Al via la terza edizione del concorso di scrittura creativa “Racconti in biblioteca”

12/09/2014

racconti
Dopo il successo delle prime due edizioni, anche quest’anno nella biblioteca di Villa Bruno torna il concorso di scrittura creativa “Racconti in biblioteca”, che quest’anno sarà dedicato al tema “il fantasy per la legalità”.

Il concorso sarà suddiviso in due sezioni: quella per gli adulti e la sezione scuola, a sua volta suddivisa nelle categorie della scuola primaria, della scuola secondaria di primo grado e della scuola secondaria di secondo grado. Il termine ultimo per partecipare sarà sabato 27 settembre. Il bando è scaricabile all’indirizzo http://www.bibliotecasangiorgio.it/images/stories/BANDO_RACCONTI_BIBLIO_2014.pdf

“Racconti in biblioteca” è organizzato dall’associazione Altanur e dall’associazione Lineadarco nell’ambito delle attività della biblioteca comunale.
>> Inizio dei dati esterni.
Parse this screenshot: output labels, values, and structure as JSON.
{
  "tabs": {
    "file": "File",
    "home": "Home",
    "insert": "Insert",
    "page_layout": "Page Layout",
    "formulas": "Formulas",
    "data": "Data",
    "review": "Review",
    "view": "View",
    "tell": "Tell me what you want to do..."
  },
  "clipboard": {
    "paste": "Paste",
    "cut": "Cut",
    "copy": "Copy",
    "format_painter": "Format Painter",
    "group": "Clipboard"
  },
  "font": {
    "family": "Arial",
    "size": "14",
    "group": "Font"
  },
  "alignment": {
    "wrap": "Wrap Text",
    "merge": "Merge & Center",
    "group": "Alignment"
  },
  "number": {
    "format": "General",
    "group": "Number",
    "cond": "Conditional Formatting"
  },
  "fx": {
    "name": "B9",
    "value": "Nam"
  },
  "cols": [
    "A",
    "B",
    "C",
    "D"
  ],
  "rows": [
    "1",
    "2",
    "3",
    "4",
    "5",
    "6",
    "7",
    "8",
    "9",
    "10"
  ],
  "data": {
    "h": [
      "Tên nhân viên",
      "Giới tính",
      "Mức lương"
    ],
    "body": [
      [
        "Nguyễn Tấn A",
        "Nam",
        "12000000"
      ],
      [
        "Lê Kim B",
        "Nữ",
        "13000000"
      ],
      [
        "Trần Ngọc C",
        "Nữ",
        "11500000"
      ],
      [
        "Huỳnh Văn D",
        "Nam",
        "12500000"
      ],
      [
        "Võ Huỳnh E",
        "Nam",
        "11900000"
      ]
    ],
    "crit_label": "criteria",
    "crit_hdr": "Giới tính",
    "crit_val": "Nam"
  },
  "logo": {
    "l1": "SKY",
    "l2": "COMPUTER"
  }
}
L’edizione 2014 vedrà la giornata conclusiva all’interno del “Fantasy Day”, un appuntamento promosso dall’assessorato alle Politiche Giovanili guidato da Michele Carbone e cofinanziato dalla Regione Campania nel programma “Giovani contro la violenza”. La premiazione di “Racconti in biblioteca”, dunque, avrà luogo domenica 12 ottobre: sarà una giornata interamente a rievocazioni storiche e fantasy, giochi di ruolo, mostre, laboratori, gara cosplay, trucco e travestimenti per i più piccoli.
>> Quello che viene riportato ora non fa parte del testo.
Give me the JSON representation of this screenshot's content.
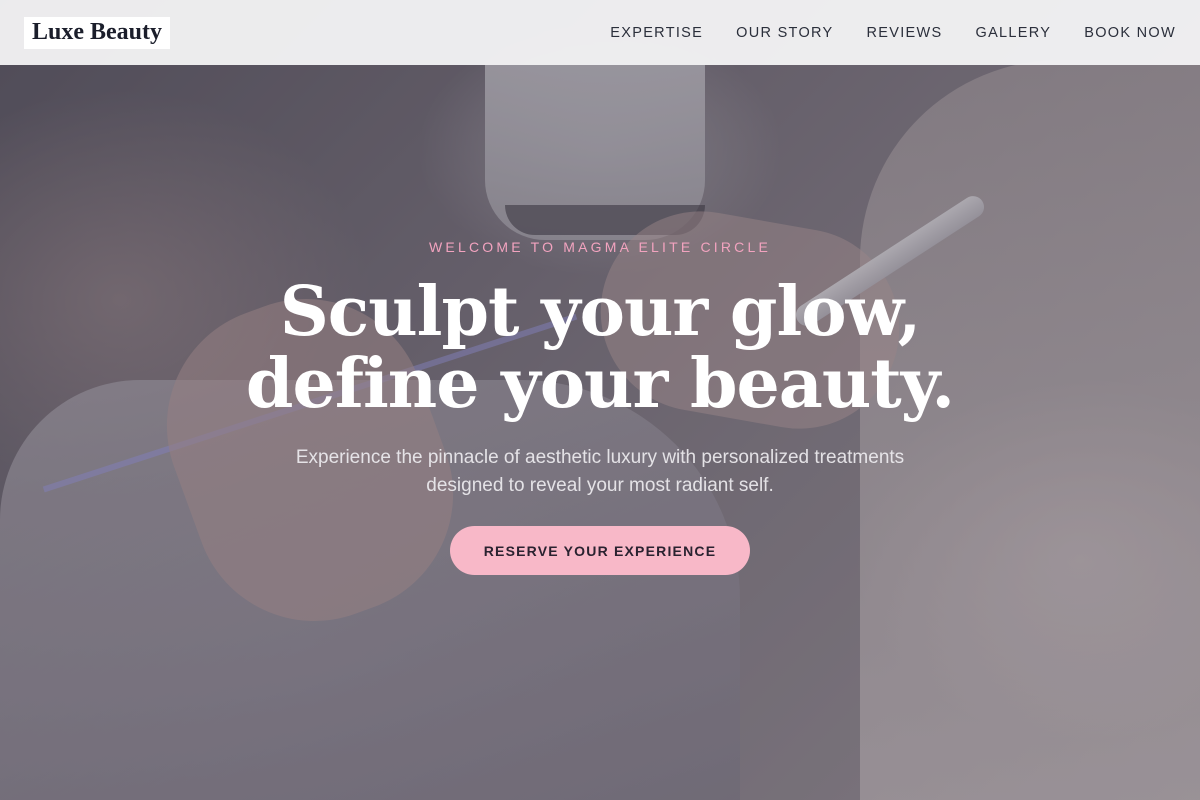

Da sempre il “fantastico” è fortemente collegato al bene e al male ed alla loro eterna lotta. Le storie fantastiche sono sempre portatrici di riflessioni sul tema, con eroi o personaggi immaginari che si battono per importanti principi etici. Trae la sua origine dalla fantasia, dall'immaginazione e proprio tramite le vicende fantastiche è più facile mostrare la realtà, estrapolandola dal suo contesto specifico e rendendola universale: miti, leggende, archetipi sono mezzi utili per aiutarci nel cammino della consapevolezza. Gli autori di fantasy e di fantascienza creano mondi e personaggi immaginari attraverso i quali veicolano messaggi importanti che arrivano diretti al nostro intimo pensiero superando le barriere e le sovrastrutture.